Movie Walkerスタッフが、週末に観てほしい映像作品3本を(独断と偏見で)紹介する連載企画。今回は、12月6日(金)から今週末の公開作品を中心にピックアップ。マーティン・スコセッシ&ロバート・デ・ニーロが22年ぶりにタッグを組んだ重厚なドラマや、B級映画オタクの映画愛がモンスター化するホラーコメディ、ロシアのチャーミングなおばあちゃんがポジティブな終活に勤しむヒューマンコメディなど、バラエティあふれる作品ばかり!
息子にナイショで黙々と終活!おばあちゃんの奮闘がかわいい『私のちいさなお葬式』(12月6日公開)
ロシアのちいさな片田舎の村で一人暮らしをする73歳、エレーナが突然、余命宣告を受ける。都会暮らしの忙しい息子に迷惑を掛けまいと、自分の“お葬式計画”に着手する。棺桶を買い、元教え子に協力させ埋葬許可書(死亡診断書がないと普通はもらえない)を手に入れ、墓の穴を掘り。果たしてそれを知った息子は――。
エレーナの服装も素朴でかわいらしく、毒舌を吐き泣きながら手を貸す女友達との友情にもグッとくる。もちろん息子の葛藤や愛にも。このテーマにしてシリアスでもドタバタでもなく、ほっこりさせるヒューマンコメディの味わいが素晴らしい!着々と“終活”を進める、吹き出してしまうほどユーモラスで前向きなエレーナのチャーミングさも大きな要因だが、ウラジーミル・コット監督の手腕は当然、注目すべし。本作が日本公開初だが、過去3作品すべて多数の賞を受賞している逸材だ。(映画ライター・折田千鶴子)

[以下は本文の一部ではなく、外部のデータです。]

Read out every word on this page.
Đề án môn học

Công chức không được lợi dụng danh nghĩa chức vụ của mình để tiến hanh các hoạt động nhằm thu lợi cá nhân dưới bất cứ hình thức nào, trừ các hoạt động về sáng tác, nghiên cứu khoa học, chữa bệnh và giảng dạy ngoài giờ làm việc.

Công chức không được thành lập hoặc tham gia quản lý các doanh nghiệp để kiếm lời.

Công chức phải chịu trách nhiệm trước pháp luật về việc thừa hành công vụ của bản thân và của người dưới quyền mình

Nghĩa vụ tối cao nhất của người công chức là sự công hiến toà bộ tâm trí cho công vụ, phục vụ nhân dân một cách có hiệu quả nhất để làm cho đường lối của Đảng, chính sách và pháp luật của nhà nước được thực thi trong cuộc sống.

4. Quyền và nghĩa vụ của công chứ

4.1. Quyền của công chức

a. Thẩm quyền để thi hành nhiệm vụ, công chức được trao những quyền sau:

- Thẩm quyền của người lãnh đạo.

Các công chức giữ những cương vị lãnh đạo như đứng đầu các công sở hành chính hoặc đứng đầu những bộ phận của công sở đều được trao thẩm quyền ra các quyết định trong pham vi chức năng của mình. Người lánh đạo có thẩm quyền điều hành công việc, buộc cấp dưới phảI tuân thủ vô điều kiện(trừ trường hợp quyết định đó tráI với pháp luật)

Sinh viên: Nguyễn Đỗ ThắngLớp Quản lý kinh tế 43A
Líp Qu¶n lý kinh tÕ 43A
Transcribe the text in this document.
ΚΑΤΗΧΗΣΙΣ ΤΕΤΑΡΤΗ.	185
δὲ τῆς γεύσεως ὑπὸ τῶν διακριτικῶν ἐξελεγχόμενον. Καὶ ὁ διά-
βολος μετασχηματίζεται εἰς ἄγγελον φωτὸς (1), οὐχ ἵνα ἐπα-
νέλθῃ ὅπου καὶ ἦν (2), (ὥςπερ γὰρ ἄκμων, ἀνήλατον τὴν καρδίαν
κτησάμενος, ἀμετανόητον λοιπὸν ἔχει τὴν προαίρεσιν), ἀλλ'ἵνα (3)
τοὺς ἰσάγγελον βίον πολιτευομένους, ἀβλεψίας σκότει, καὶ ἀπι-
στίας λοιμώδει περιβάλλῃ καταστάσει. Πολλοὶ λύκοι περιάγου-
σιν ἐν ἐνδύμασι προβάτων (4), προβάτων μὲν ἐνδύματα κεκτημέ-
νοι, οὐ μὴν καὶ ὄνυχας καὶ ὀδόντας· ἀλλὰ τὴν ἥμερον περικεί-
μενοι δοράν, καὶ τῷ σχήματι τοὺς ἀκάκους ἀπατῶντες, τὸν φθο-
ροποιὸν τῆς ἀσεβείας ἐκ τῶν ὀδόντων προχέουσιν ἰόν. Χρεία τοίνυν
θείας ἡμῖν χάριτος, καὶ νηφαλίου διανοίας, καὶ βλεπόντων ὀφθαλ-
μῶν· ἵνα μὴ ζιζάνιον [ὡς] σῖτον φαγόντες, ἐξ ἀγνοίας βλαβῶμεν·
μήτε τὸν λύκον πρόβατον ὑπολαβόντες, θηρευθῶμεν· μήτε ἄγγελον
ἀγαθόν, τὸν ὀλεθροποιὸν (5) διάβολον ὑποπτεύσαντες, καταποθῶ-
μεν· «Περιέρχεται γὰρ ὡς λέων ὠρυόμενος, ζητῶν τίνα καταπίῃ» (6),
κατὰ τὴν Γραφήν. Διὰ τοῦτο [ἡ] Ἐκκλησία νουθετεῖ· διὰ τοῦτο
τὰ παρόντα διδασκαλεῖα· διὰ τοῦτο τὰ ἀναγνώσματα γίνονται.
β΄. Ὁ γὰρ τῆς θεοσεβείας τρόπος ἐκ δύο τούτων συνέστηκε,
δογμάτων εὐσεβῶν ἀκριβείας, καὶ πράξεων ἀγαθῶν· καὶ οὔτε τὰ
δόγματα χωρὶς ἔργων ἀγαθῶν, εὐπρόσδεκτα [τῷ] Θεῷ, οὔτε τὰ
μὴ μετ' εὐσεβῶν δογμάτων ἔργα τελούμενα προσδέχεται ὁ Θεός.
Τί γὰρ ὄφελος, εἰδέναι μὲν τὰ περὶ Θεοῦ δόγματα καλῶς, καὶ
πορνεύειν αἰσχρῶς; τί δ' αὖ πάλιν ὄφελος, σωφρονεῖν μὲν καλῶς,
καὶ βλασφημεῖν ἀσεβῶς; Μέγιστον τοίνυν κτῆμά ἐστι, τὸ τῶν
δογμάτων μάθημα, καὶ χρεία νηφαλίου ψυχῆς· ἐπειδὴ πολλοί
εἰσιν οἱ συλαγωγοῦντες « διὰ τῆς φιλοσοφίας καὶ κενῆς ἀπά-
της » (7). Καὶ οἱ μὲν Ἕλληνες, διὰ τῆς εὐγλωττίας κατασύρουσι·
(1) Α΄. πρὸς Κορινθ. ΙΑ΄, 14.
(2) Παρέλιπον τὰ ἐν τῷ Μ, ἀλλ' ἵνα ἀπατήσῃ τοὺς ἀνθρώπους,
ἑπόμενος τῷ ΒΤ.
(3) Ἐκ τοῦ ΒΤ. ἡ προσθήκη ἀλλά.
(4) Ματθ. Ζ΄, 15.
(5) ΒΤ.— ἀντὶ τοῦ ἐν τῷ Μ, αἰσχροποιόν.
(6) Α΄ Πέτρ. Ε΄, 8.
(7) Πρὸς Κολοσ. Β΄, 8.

トビー・フーパーもブライアン・デ・パルマも仰天!?ぶっ飛んだストーリーが気づけばジーンときちゃう『ゴーストマスター』(12月6日公開)
名前だけは巨匠監督にそっくりの気弱なダメ助監督・黒沢明が、日々の鬱屈をぶつけて書き上げたホラー映画脚本に悪霊が宿り、壁ドン映画の撮影現場に混乱と恐怖の大渦を巻き起こす。果たして黒沢はモンスター化した主演俳優の怨念を成仏させることができるのか?
愛すべきB級映画へのオマージュが詰まったホラーコメディだが、ハチャメチャなストーリーに翻弄されているうちに、名状しがたいエモさに包まれて感動してしまう怪作。猛烈にクセが強いのでアリかナシかは人によって大きく分かれそうだが、「映画を観たい!」が高じて「映画になりたい!」と訳のわからないことを思ったことがある人には激しくおススメ。(映画ライター・村山章)
マフィアに殺し屋…危ない奴らの友情や裏切りを描くスコセッシの真骨頂『アイリッシュマン』(Netflix配信中)
大ヒット作『ジョーカー』(公開中)にも影響を与えた『タクシードライバー』(76)、『キング・オブ・コメディ』(83)をはじめ、数々の傑作を世に送り出した巨匠マーティン・スコセッシ、名優ロバート・デ・ニーロの黄金コンビが久々に復活。労働組合運動の裏側で暗躍したマフィアのもと、幾多の“汚れ仕事”に関与した実在の殺し屋フランク・シーランの人生を通して、第二次世界大戦後のアメリカ現代史を描き上げた大作だ。
驚くほど多くのキャラクターが登場しては消えて(殺されて)いく複雑怪奇なドラマだが、裏社会に生きる男たちの友情と裏切りをあぶり出す演出、脚本、演技のすべてが絶品で、豊かな哀歓が息づく映像世界は圧巻の見応え。主人公の数十年もの軌跡を演じたデ・ニーロに加え、アル・パチーノ、ジョー・ペシを若返らせた視覚効果も驚異的で、今後の全米賞レースをチェックするうえでも必見の一作だ。(映画ライター・高橋諭治)
週末に映画を観たいけれど、どの作品を選べばいいかわからない…という人は、ぜひこのレビューを参考にお気に入りの1本を見つけてみて!